My school was a strange place. Intoxicating beauty everywhere you looked, and lots of drama. A lot of women without an idea who they were meant to be, but whom this was dawning upon, were projecting a lot of psychological remnants of their childhoods and adolescences onto others. I wanted to talk about the idea of equality, which was a term that was frequently mentioned, but hardly ever achieved. Though I had close friends while there, there were several “frenemies” whose intentions were not clear but who I knew could not be trusted. This became most apparent to me when weird books like “Little Birds” by Anais Nin (there is a story in this book about a crazy pedophile guy who exposes himself to little girls who “fly away like little birds”…and this is poetry??) began circulating as gifts at my birthday parties, and especially when someone I went out on a limb for to be their roommate, despite the cries of many of my close friends not to do so, began attacking me because I was “on aid”. Let’s talk statistics here. 60% of the Wellesley population is on some form of aid to attend that school. 60% of students’ families find it unreasonable or unrealistic to pay upwards of, at that time, an extra $50-60k per year on tuition, room, board, and travel expenses. So, she wasn’t just insulting me, she was insulting, well, 60% of the Wellesley population. The idea up to that point had never occurred to me that a sense of inequality would exist in a so-called need-blind environment, or that housing policies might be modified to accommodate for the wealthier among the student body, at our (the majority’s) expense. However, leave it to one said frenemy to invent that sense of inequality and thus open my eyes to the sinister way in which she envisioned such a utopian world. That was just her way.
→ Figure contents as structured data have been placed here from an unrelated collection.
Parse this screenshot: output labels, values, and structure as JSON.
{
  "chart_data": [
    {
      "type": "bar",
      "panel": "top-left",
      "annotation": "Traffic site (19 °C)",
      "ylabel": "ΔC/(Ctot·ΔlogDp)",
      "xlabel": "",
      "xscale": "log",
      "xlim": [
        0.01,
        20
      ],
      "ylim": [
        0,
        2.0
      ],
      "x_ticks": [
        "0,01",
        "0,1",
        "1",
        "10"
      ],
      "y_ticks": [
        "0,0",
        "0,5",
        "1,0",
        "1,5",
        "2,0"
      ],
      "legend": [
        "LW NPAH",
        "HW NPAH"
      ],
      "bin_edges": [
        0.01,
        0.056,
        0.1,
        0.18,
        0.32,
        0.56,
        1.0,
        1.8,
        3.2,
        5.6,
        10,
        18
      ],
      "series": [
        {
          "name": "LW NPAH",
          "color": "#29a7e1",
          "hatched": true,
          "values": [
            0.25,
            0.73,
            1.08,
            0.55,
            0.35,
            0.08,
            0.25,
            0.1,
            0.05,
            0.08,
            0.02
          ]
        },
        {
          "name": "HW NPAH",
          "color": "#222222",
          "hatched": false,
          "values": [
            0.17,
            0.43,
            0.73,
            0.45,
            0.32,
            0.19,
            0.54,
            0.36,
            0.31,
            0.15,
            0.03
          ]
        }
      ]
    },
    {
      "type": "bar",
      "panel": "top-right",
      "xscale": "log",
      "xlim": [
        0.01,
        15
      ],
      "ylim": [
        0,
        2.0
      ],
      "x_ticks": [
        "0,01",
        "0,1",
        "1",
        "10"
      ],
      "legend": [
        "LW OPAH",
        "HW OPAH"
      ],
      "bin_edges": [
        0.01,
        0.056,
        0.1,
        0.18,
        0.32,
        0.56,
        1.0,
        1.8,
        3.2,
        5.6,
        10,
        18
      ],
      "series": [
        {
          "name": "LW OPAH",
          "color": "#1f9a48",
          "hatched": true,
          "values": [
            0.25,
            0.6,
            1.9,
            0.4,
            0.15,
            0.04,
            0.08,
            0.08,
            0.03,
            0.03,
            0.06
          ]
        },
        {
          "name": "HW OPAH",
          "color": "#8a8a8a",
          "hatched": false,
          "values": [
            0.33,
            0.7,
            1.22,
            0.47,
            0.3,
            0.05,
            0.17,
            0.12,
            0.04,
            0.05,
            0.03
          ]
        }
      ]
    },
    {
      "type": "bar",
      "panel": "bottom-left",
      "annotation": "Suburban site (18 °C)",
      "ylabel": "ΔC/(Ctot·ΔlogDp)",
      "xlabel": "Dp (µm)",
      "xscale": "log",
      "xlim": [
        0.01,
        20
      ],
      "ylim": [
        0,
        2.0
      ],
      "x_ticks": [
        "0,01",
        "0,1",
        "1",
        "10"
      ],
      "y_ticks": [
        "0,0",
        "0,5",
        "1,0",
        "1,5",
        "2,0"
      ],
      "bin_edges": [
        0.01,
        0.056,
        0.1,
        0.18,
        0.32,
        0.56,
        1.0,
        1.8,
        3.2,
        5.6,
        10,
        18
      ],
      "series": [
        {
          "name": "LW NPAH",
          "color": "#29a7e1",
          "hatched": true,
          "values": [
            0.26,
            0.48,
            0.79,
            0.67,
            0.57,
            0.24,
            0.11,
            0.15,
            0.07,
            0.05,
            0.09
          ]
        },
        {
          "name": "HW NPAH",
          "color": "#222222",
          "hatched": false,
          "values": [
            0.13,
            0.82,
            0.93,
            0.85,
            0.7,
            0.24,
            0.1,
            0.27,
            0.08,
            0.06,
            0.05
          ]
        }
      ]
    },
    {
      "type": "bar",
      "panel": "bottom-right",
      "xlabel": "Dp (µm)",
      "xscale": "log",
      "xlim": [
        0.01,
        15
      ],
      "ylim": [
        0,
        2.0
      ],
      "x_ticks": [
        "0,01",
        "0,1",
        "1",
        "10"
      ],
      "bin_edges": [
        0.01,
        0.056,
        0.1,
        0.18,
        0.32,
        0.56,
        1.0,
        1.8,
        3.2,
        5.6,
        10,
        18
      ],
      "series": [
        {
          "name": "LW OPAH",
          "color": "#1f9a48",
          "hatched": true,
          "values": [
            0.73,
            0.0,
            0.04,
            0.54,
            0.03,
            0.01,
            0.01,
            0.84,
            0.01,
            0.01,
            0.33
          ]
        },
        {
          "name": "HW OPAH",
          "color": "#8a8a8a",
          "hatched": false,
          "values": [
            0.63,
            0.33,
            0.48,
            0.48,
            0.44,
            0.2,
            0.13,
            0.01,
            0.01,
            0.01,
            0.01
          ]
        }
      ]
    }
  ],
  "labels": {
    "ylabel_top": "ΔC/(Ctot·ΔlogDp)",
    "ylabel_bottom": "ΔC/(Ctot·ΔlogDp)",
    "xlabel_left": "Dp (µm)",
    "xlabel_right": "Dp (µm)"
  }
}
I guess I never forgot that, one because that friend is not actively in my life anymore, and two because I received a lot of warnings from, I believe, a benevolent God (although I may be mistaken; it could have been the voice of evil), not to march forth and live with these people. They became my “friends,” and I learned to love them, but I also learned to accept less than the world could offer me, and that sent me into a spiral of self-destruction, punctuated by one unhealthy relationship after another.
I guess I want a record of this so my kids, when I have them, my friends, when I see them, can decode my past. And, you know, the internet is forever. Or so they say!